EMIR Spectrograph Installed on Gran Telescopio CANARIAS

Engineers at the Roque de los Muchachos Observatory have attached the EMIR spectrograph to the Gran Telescopio CANARIAS (GTC), realizing a more than decade long design and fabrication process.

The cryogenic instrument was designed, built, assembled and verified entirely at the IAC (Astrophysics Institute of Canrias). It will produce images and perform spectroscopy in the near infrared region, allowing researchers to observe the coldest and most distant objects in the universe.

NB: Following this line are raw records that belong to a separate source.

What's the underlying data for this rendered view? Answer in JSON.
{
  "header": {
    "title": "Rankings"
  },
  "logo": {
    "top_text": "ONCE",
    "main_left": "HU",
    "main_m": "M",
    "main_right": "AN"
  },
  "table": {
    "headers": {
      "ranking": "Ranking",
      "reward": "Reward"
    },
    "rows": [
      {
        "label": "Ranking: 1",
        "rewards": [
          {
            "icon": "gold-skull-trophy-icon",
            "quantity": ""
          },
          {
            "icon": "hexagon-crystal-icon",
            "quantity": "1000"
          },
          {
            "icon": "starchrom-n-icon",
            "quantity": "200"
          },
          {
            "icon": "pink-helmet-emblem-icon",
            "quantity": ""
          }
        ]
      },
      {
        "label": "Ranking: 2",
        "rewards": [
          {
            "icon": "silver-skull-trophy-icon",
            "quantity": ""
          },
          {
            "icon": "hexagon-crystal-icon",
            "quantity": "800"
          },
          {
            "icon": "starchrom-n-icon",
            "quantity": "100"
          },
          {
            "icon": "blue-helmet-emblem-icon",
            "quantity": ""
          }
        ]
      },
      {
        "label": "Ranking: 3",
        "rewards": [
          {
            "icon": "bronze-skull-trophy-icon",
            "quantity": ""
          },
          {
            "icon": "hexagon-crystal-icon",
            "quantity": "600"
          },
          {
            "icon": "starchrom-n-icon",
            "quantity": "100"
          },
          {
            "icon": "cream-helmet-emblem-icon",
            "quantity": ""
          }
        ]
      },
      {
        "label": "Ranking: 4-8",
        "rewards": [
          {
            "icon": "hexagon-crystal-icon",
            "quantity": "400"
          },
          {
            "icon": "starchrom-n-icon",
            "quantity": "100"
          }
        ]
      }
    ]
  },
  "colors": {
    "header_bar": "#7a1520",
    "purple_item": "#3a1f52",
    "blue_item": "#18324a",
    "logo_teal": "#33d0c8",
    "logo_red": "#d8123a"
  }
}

It is hoped that it will give results of high importance in extragalactic and galactic astrophysics, effectively looking back in time to observe the distant, early universe.

“It’s an instrument which uses innovative observing techniques with high precision mechanisms which give it operational versatility,” says Francisco Garzón, the principal investigator on the project. “And it will be on the biggest telescope in the world. The sum of these factors will make it a powerful instrument. We estimate that it will take between three and six months to commission it and set it up before it can enter the phase of routine scientific observations. However, we do hope to obtain data of scientific quality during first three months after its first light.”

The EMIR is completely cryogenic, enclosed within a tank that has a temperature of -200ºC in its interior and within which its various components must work with a precision of a few microns. The EMIR offers many operational modes, according to engineers, providing a high degree of versatility and power.

In the coming days the teams will carry on with tests at room temperature and will then cool the instrument down to its working temperature before making final adjustments and leaving it ready to receive light from the telescope.